Perhaps I could specify the full path to the 'TephraDB' file that needs to be copied (though I'm not sure where that is)?

sestaton commented 4 years ago

Could you try the latest version (v0.13.0)? I would like to round up some old issues, particularly the container issues.

sestaton commented 4 years ago

Specifically, the same command you ran previously is working fine for me:

singularity run --bind $PWD/test1:/test1 $PWD/tephra_latest.sif 

If this is no longer relevant, that is okay but let me know please and I'll close this issue.

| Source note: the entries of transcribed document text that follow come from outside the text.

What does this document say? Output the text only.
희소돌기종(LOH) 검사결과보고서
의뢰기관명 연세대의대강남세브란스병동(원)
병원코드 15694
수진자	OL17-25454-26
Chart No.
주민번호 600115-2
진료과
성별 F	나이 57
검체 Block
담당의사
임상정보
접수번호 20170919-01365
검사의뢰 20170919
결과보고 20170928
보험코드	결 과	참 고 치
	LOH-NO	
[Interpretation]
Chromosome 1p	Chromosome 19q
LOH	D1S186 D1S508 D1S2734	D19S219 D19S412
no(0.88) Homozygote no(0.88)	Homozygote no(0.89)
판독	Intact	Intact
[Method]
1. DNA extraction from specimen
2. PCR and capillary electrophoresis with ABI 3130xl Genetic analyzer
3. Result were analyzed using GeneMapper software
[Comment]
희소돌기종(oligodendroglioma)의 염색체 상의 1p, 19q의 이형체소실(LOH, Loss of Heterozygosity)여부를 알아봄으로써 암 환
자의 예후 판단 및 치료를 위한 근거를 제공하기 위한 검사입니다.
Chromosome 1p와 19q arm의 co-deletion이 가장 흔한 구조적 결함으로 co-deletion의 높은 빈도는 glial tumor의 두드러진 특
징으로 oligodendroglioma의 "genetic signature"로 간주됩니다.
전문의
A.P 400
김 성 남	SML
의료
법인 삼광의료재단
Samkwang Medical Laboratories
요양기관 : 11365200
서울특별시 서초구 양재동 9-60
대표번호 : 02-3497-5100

eganko commented 4 years ago

Sure, with the 0.13.0 version:

INFO - ======== Tephra version: 0.13.0 (started at: 04-07-2020 11:20:25) ========
DEBUG:  tephra findltrs -g Chr2.fa -o /home/bioinf/tephra/test1/Chr2_tephra_ltrs.gff3 -c tephra_config.test1.yml --logfile test1.log --debug
Copy failed: No such file or directory at /usr/local/share/perl/5.30.0/Tephra/Command/findltrs.pm line 142.
INFO - Command - 'tephra findltrs' completed at: 04-07-2020 11:20:26.
INFO - Command - 'tephra findtrims' started at: 04-07-2020 11:20:26.

My focus is on other things currently, but I do hope to return to repeat finding in the Fall, so perhaps I can try some more in depth singularity checking then. Feel free to close this for housekeeping purposes..

sestaton commented 4 years ago

Thanks for the response. I'll leave this issue open as a reminder. The Docker version and basic install or fine, but I do intend to understand and resolve these Singularity issues.